'The waiting is horrific': Maritimers with Florida ties brace for Hurricane Milton
It has been seven years since Saint John, N.B., couple Paul and Stacey Vautour moved to the Tampa area in Florida.
Dealing with massive storms is nothing new for the couple as a few hurricanes and tropical storms batter the Sunshine State every year, but when it comes to Hurricane Milton, storm experts are expecting historic amounts of damage
“The waiting is horrific,” says Stacey Vautour. “It's just, you know, what's going to happen? Right now, it's a (category four hurricane), they're talking about totally wiping out everything that I know. My home, where I work out at the gym, all my friends, my community. I've never encountered something like this before.”
The couple left their Tampa home on Monday and have settled in Atlanta, GA, ahead of the storm. They brought the clothes on their back and a few things in a suitcase.
The couple says timing was everything when it came to evacuating the state.
“Right now it takes five-to-seven hours to drive 100 miles,” says Paul Vautour. “(Hurricane) Helene proved something that was pretty unbelievable that we haven't seen in our lifetime with that storm surge, and this is now going to be double that. So 75 per cent of the people don't leave during a hurricane, and now I think maybe 10 per cent didn't leave. The interstates are absolutely gridlocked for hundreds of miles.”
The couple is monitoring their home through security cameras, and will continue to do so until power is lost.
They plan to make their way back home first thing Thursday morning once Milton passes through the state to assist with cleanup efforts. With so much debris left on the streets following Hurricane Helene – which hit Florida two weeks ago – they aren’t sure what they will be returning home to.
“Absolute devastation,” says Paul Vautour. “I don't imagine anything is going to look anything like it used to.”

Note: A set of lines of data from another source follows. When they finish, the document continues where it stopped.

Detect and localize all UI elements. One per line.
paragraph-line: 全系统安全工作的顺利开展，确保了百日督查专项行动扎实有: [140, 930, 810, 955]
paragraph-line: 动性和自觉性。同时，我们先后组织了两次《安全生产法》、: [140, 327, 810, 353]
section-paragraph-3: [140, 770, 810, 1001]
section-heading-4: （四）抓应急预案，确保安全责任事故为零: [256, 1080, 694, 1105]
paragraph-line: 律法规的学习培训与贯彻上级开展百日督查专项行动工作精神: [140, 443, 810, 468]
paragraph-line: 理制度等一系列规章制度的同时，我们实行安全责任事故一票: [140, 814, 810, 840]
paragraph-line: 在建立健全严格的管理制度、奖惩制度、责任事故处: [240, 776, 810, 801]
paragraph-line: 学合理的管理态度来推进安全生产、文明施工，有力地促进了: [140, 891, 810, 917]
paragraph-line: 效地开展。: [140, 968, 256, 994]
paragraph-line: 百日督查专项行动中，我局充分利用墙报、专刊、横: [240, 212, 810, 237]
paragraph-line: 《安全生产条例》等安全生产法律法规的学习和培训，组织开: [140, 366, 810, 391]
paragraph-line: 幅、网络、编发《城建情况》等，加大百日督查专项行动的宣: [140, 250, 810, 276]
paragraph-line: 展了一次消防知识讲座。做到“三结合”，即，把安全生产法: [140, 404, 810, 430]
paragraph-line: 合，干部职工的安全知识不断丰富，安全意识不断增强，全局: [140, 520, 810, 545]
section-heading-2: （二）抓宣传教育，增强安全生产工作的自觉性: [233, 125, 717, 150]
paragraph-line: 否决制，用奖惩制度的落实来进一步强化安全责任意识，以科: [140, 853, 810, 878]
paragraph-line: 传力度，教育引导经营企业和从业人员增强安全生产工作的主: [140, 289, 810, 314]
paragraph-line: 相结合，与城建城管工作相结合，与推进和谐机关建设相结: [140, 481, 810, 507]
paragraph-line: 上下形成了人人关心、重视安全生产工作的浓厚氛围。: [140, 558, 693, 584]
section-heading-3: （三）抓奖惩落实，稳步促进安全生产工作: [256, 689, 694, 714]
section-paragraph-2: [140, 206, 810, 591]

“I've got my kids here and my husband and we're safe,” says Stacey. “That's a blessing in itself and we'll just have to deal with whatever comes next. I can't think of the what-ifs, I just know that we're here and we're safe, and then we'll just deal with what happens next.”
Maritimers who are part-time residents in Florida also have a great deal of stress as the storm prepares to make landfall.
Paul LeBlanc lives in Meteghan, N.S., during the summer, but resides about five miles north of Sarasota in the winter. His home is in the direct path of Hurricane Milton.
“I have a feeling there won’t be much sleep and we'll be monitoring about five or six stations from down there to see the coverage,” LeBlanc tells CTV Atlantic. “A lot of exchanges with our friends via calls like this and FaceTime and messenger video because we know we're in contact with most of them.
“Being there for the last 10 years or 11 years, it's going to be tough to see that happening.”
He says there is an evacuation order in place where he lives in Florida, and his friends and family who live down there have been able to leave or find a safe place to tie down for the storm.
He doesn’t plan to head down to the Sunshine State until mid-November, but says that trip could be pushed up sooner depending on the damage.
“I can see why they are issuing mandatory evacuations,” LeBlanc says. “It's quite eerie because we do have security (cameras), our friends have security cameras where we live so we see the Bradenton Police going by either with the bullhorns assuring that people are evacuating, but they can't force people.”
Once the storm blows though Florida, some Maritimers will be ready and eager to help with the cleanup efforts.
Nova Scotia Power has sent several crews down to Florida ahead of the storm to help with the expected damages.
“Nova Scotians are no strangers to the devastating impacts of these kind of weather events,” the utility company says in a social media post. “We are so proud of our colleagues who stand ready to help our American neighbours.”